Não há muito o que se deduzir da posição de Glauber Rocha em relação ao cinema de autor: ele se faz muito claro quanto a isso. Segue uma transcrição de sua definição pessoal de "cinema de autor", que se revela um tanto quanto diferente da concepção original dos críticos franceses, visto que se torna mais específica.
"Se o cinema comercial é a tradição, o cinema de autor é a revolução. A política de um autor moderno é uma política revolucionária: nos tempos de hoje nem é mesmo necessário adjetivar um autor como revolucionário, porque a condição de autor é um substantivo totalizante. Dizer que um autor é reacionário, no cinema, é a mesma coisa que caracterizá-lo como diretor do cinema comercial; é situá-lo como artesão; é não ser autor. (?) O autor é o maior responsável pela verdade: sua estética é uma ética, sua mise-en-scène é uma política. Como pode então, um autor, olhar o mundo enfeitado de maquilage, iludido com refletores gongorizantes, falsificado em cenografias de papelão, disciplinaod por movimentos automáticos, sistematizado em convenções dramáticas que informam uma moral burguesa e conservadora? Como pode um autor forjar uma organização de caos em que vive o mundo capitalista, negando a dialética e sistematizando seu processo com os mesmos elementos formativos dos clichês mentirosos e entorpecedores? A política do autor é uma visão livre, anticonformista, rebelde, violenta, insolente". (Rocha, 2003:36)
Decidi também colocar a concepção de cinema de autor por Glauber Rocha pois, embora um tanto quanto diferente, ela reforça algumas observações que eu tenho da original. Vejamos quais são.

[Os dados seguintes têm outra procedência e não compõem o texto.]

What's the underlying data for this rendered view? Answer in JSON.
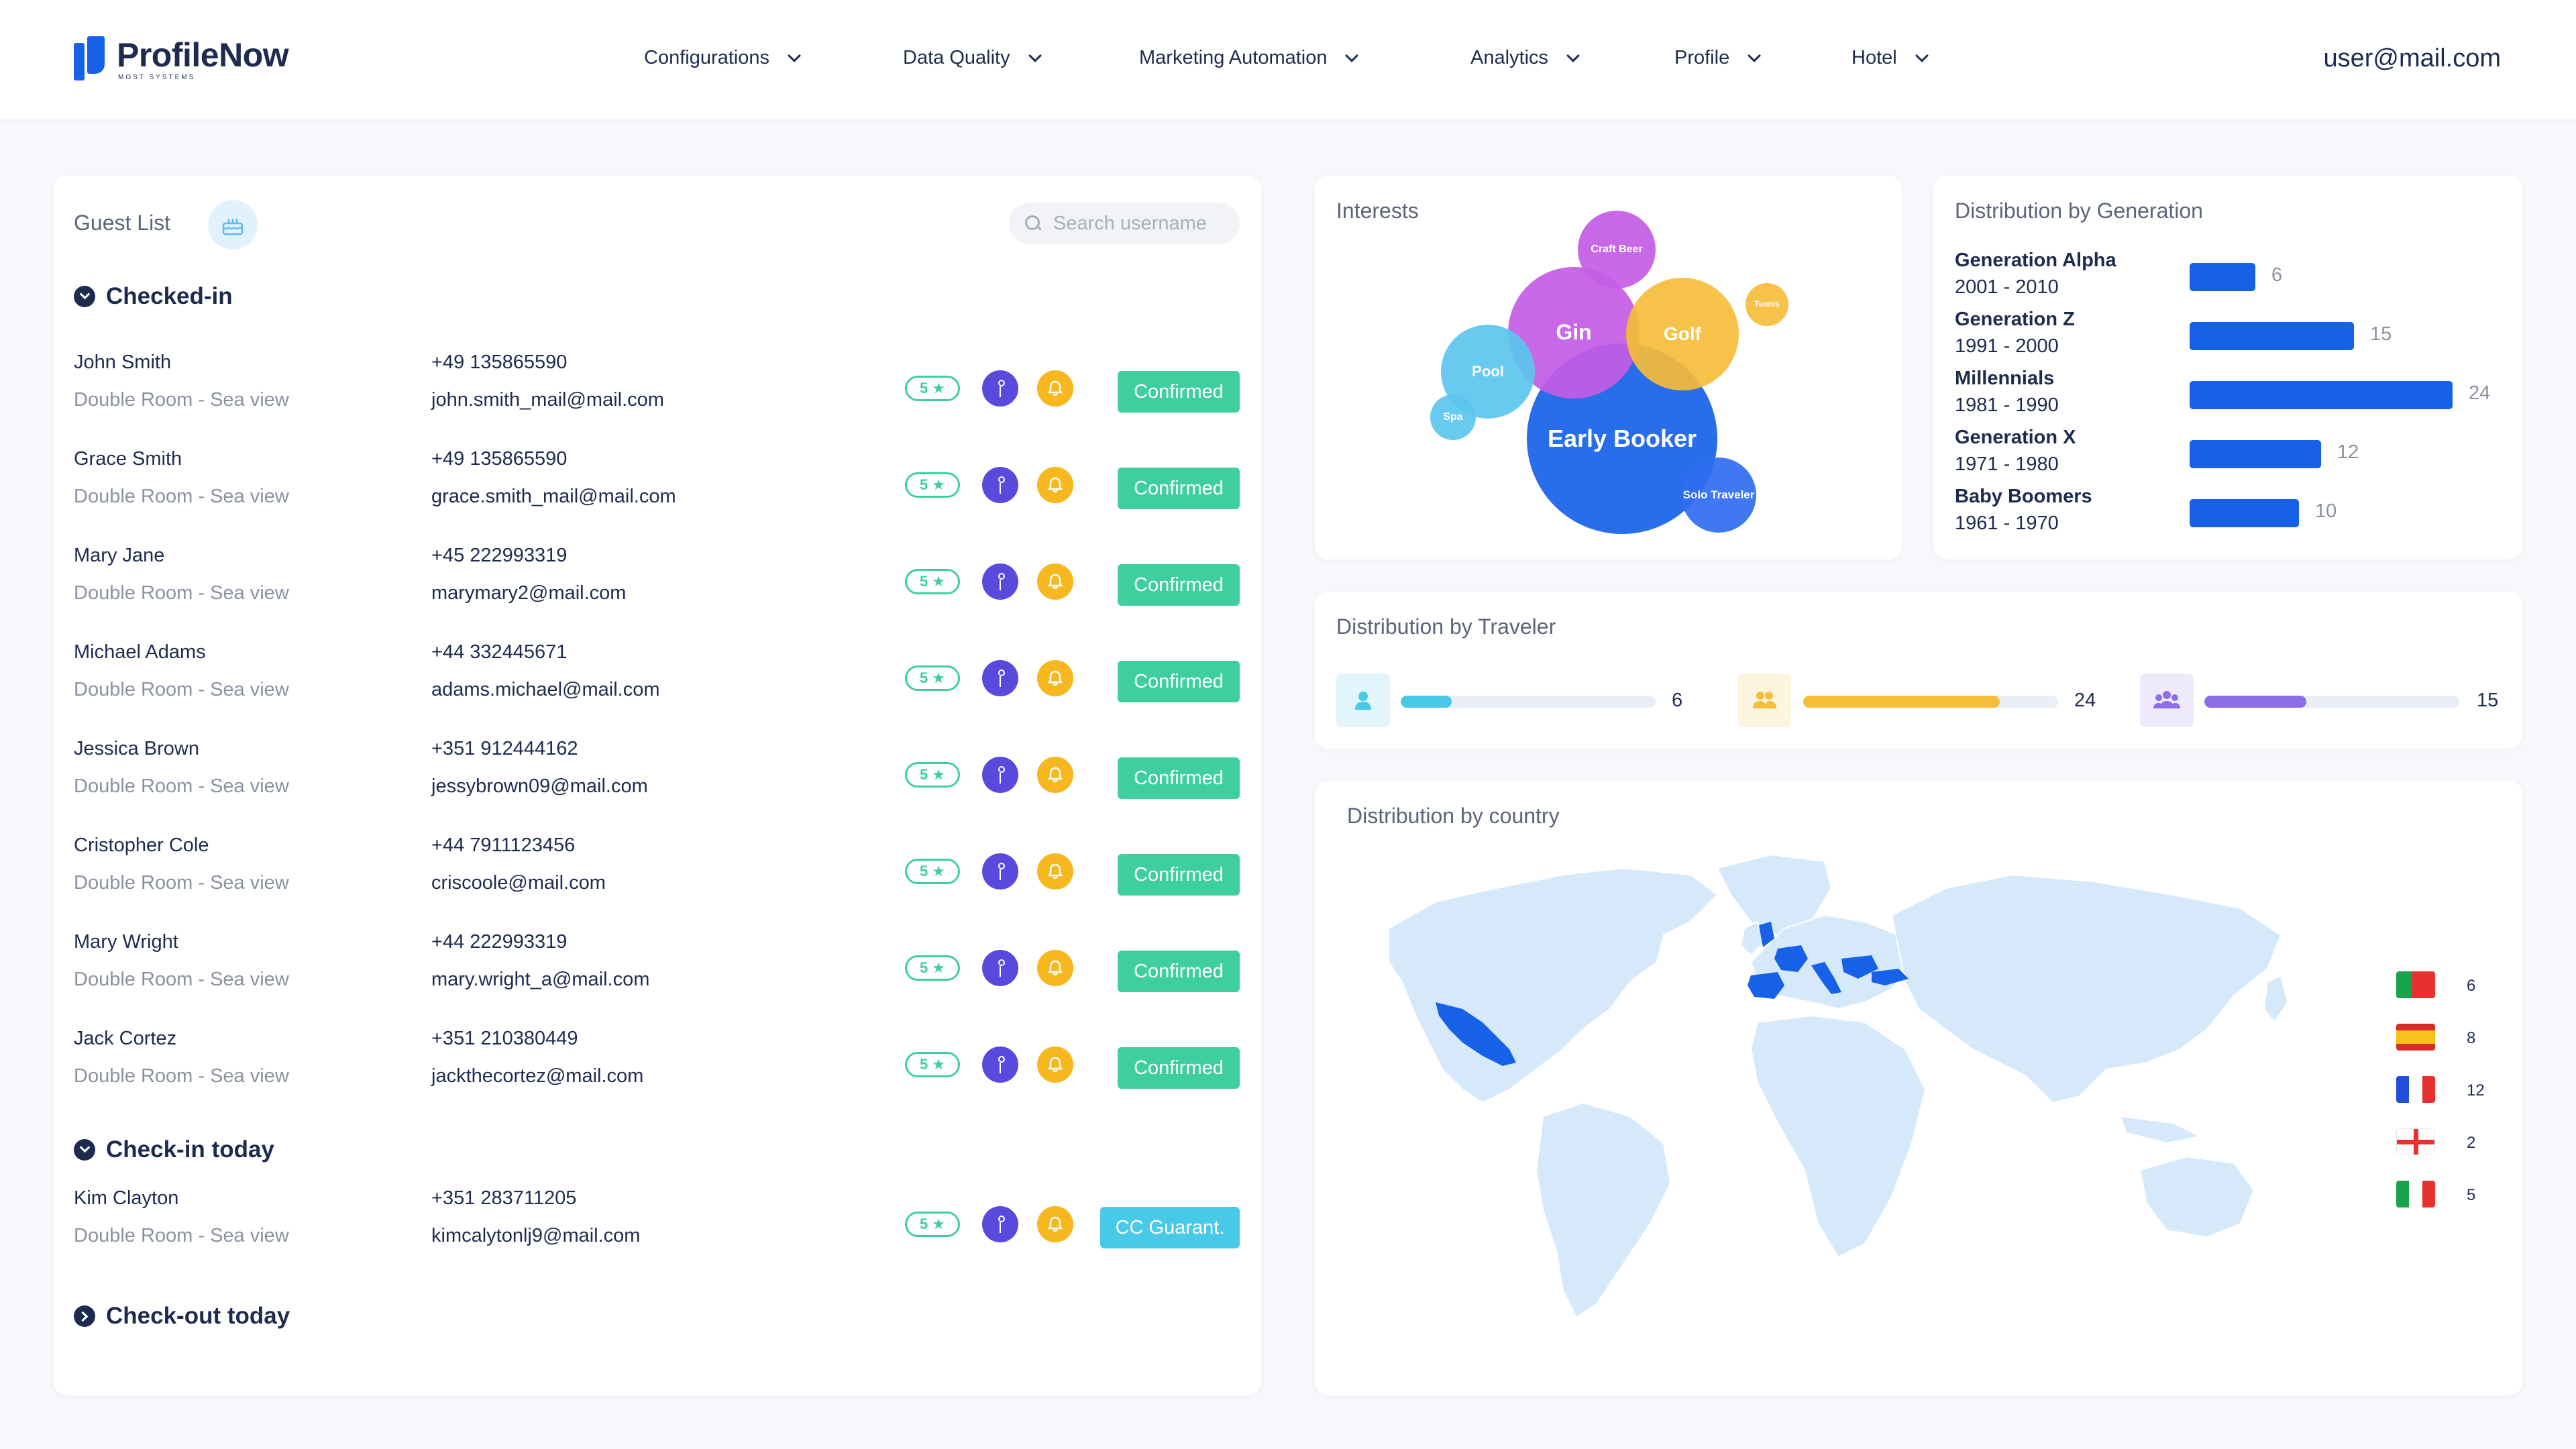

É irrefutável que a realização de um filme requer a participação de uma grande quantidade de pessoas, que irão todas contribuir para o resultado final da obra, cada uma colocando um pouco de seu toque pessoal. Parece-me impossível querer atribuir a apenas uma pessoa os louros da realização. Certo haverá uma coordenação dirigida do projeto que irá contemplar os interesses de alguém em detrimento de outro. Mas não se pode querer pretender que alguém, num filme, tem a liberdade, a independência e o poder que um pintor tem diante de sua tela. Isto porque a natureza da arte da pintura é diferente da do cinema, essencialmente coletiva. Esse poder, não o tem por completo o produtor no cinema comercial, como também não pode o haver o diretor num esquema de ?cinema independente?. Falo em ?poder? porque afinal é disso que se trata a política dos autores: atribuir ao diretor o poder total sobre a obra. O que me parece mais, no final das contas, uma reação contra o poder dos produtores, muito em evidência no cinema hollywoodiano, e, por extensão, contra um sistema essencialmente capitalista. É basicamente uma reação de esquerda em busca de poder. Isto é plenamente reforçado por Glauber Rocha, que declara explicitamente que o autor é um agente revolucionário contrário ao sistema capitalista (coisa que não foi necessariamente dita pelos críticos franceses).
Quero neste momento deixar claro que estou falando da política dos autores justamente como "política". O que remete forçosamente a uma análise de poder. Um método crítico para se analisar filmes baseado nas tendências pessoais do diretor é uma coisa. Outra é querer atribuir o poder que se tem sobre o filme a um em detrimento do outro. Enquanto que a primeira existe como desenvolvimento da esfera artística, a segunda se ve limitada a uma discussão política de ideais. Fico com a primeira.